This semi-tropical fruit is included mainly to sustain the principle now so generally favored of growing thick tops in hot, relatively dry climates. Professor Wickson, of California, says: "The best form of tree is a low-headed compact growth. When young the stem must be protected by wrapping with paper or something of the kind until the leaves do that service.
The lower branches will bear the first fruit, and as the tree attains age they will stop growing and can be removed. Thus the head of the trees is raised gradually and space is given for the drooping of the higher branches."
Visitors to California, Florida, and Cuba will be surprised by the thick foliage, under shelter of which perfect oranges develop, just as perfect fruits of all the orchard varieties in the arid States and prairie States east of the Rocky Mountains develop under the shelter of the outer thick foliage of headed-back trees.
The blossoms and fruit of the quince appear on new shoots of the same season's growth like the hickory, butternut, walnut, and some roses.

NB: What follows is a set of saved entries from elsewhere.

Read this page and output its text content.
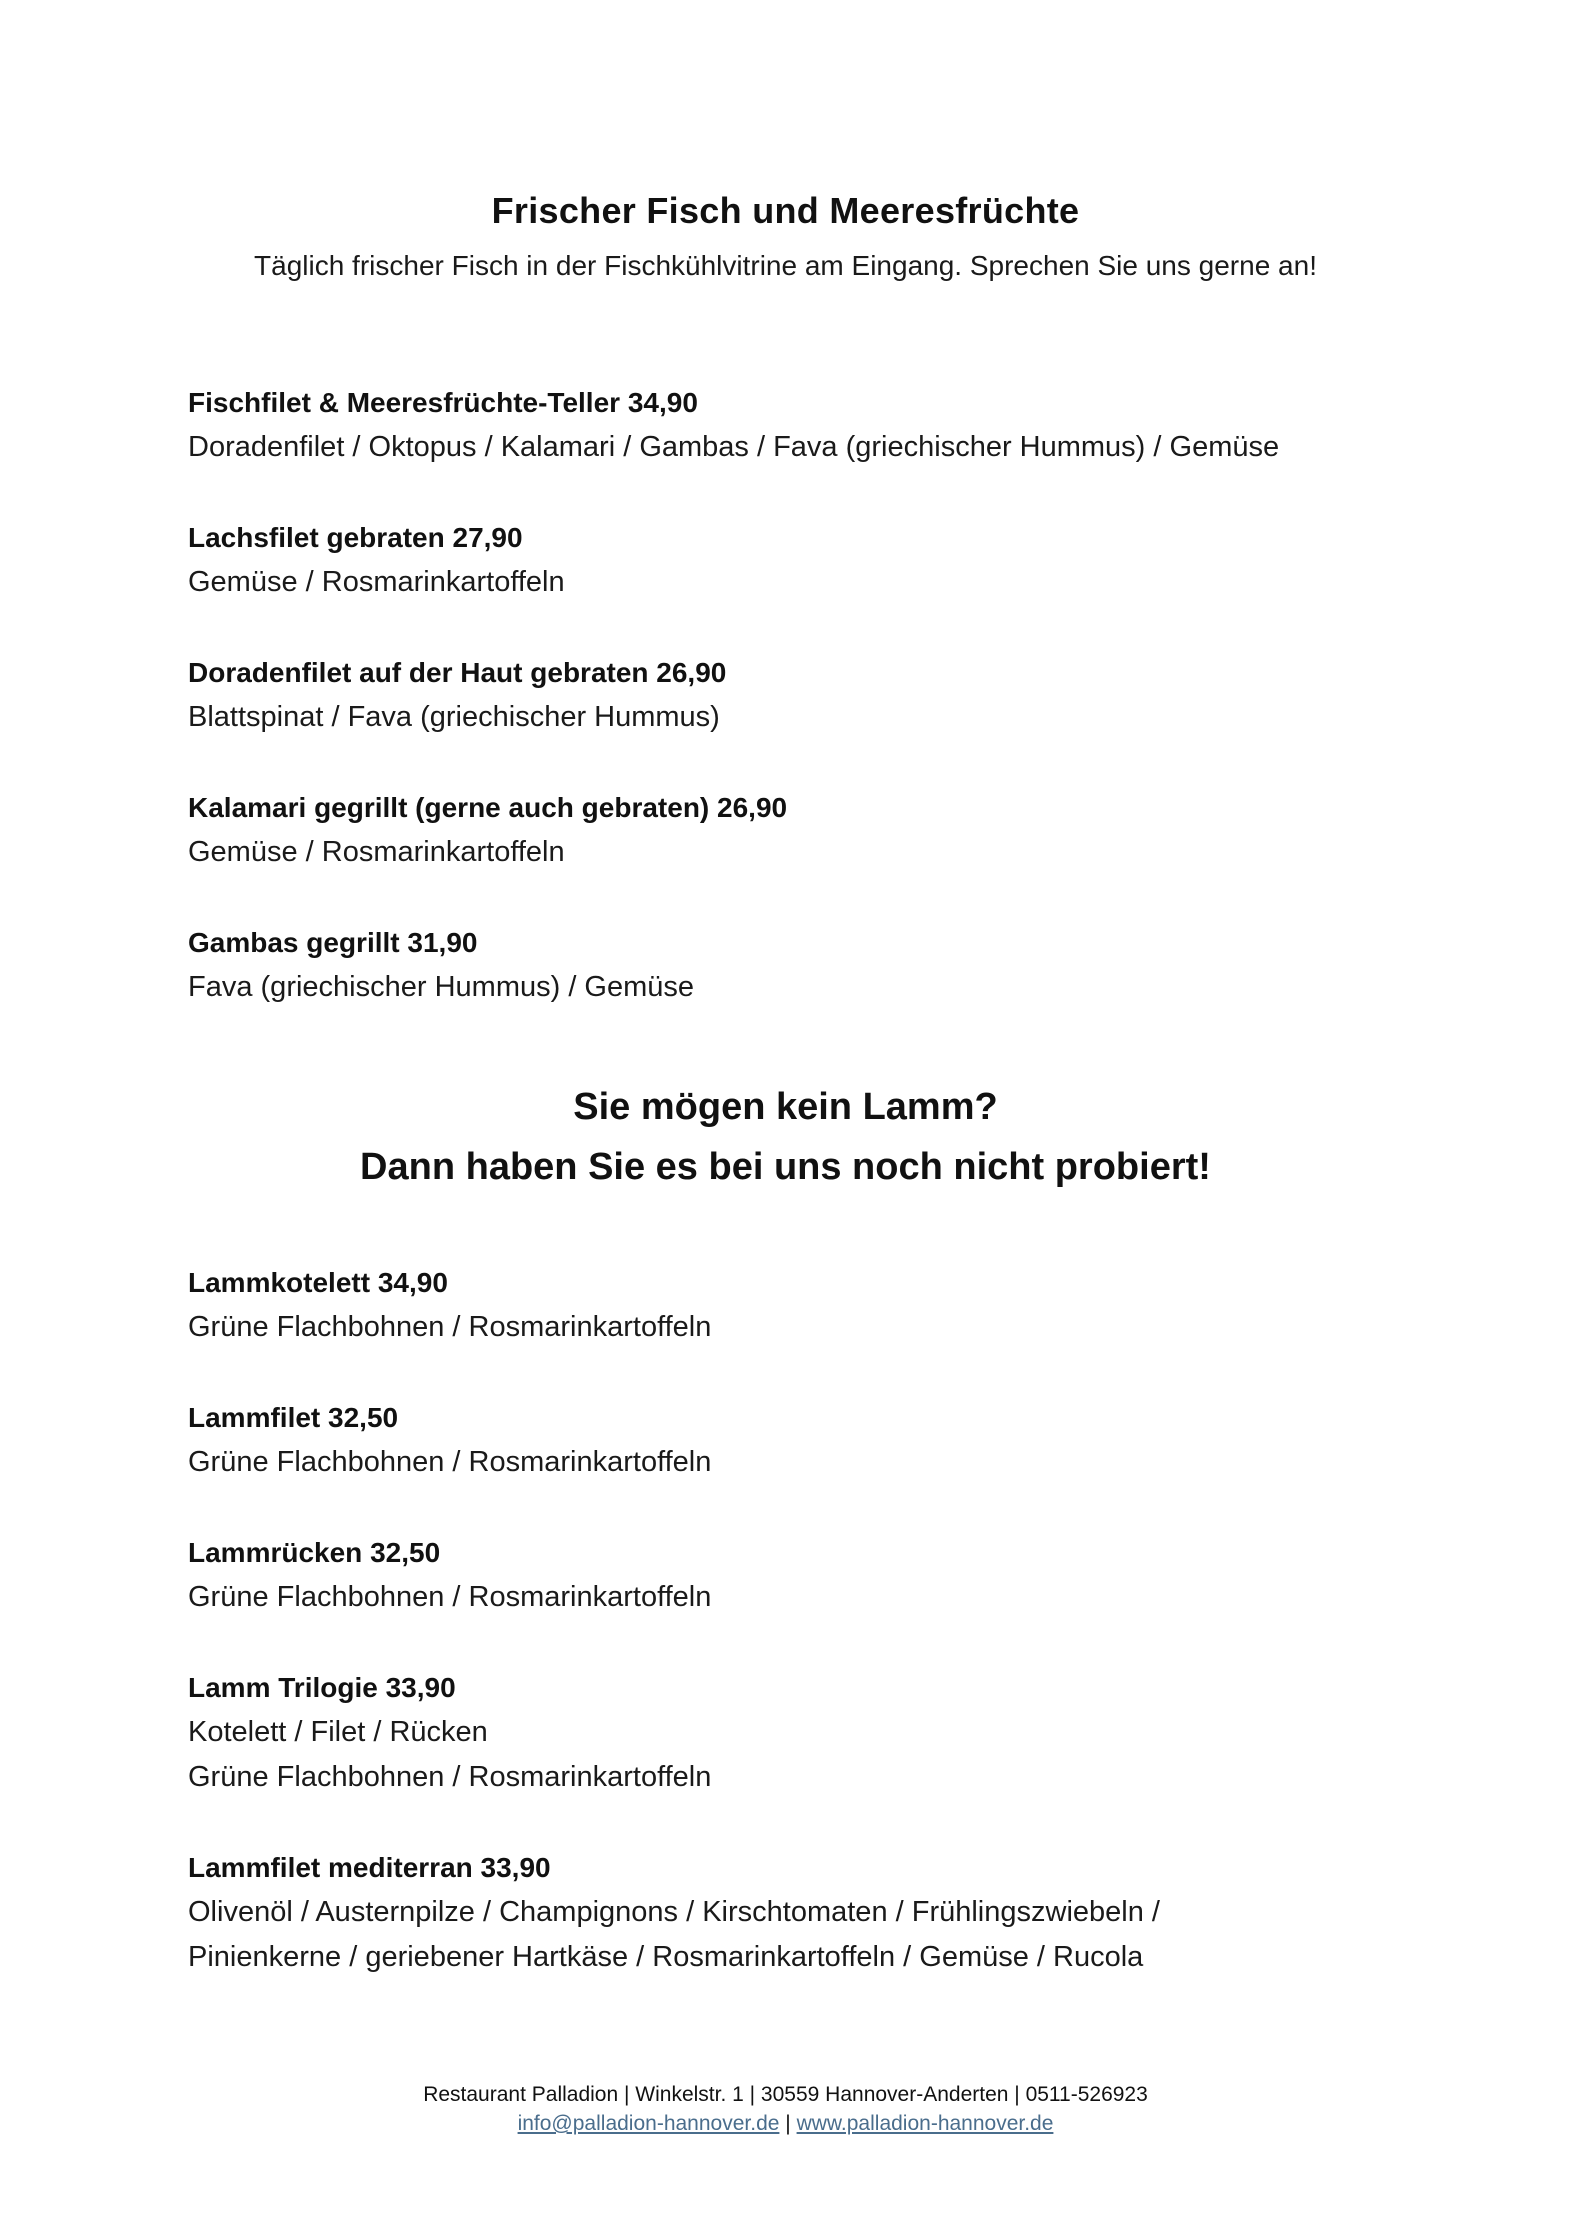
Frischer Fisch und Meeresfrüchte
Täglich frischer Fisch in der Fischkühlvitrine am Eingang. Sprechen Sie uns gerne an!
Fischfilet & Meeresfrüchte-Teller 34,90
Doradenfilet / Oktopus / Kalamari / Gambas / Fava (griechischer Hummus) / Gemüse
Lachsfilet gebraten 27,90
Gemüse / Rosmarinkartoffeln
Doradenfilet auf der Haut gebraten 26,90
Blattspinat / Fava (griechischer Hummus)
Kalamari gegrillt (gerne auch gebraten) 26,90
Gemüse / Rosmarinkartoffeln
Gambas gegrillt 31,90
Fava (griechischer Hummus) / Gemüse
Sie mögen kein Lamm?
Dann haben Sie es bei uns noch nicht probiert!
Lammkotelett 34,90
Grüne Flachbohnen / Rosmarinkartoffeln
Lammfilet 32,50
Grüne Flachbohnen / Rosmarinkartoffeln
Lammrücken 32,50
Grüne Flachbohnen / Rosmarinkartoffeln
Lamm Trilogie 33,90
Kotelett / Filet / Rücken
Grüne Flachbohnen / Rosmarinkartoffeln
Lammfilet mediterran 33,90
Olivenöl / Austernpilze / Champignons / Kirschtomaten / Frühlingszwiebeln /
Pinienkerne / geriebener Hartkäse / Rosmarinkartoffeln / Gemüse / Rucola
Restaurant Palladion | Winkelstr. 1 | 30559 Hannover-Anderten | 0511-526923
info@palladion-hannover.de | www.palladion-hannover.de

That is, when growth commences in the spring no flowers appear; but after the terminal shoots have grown several inches the flowers appear at the top of the season's growth. Hence in pruning the quince, any attempt at cutting back will take away all the fruit-bearing wood of that season. Thus the pruning of this class of trees and shrubs, known as "co-terminal," is confined to removing dead wood and the interior growth no longer bearing perfect leaves or fruit.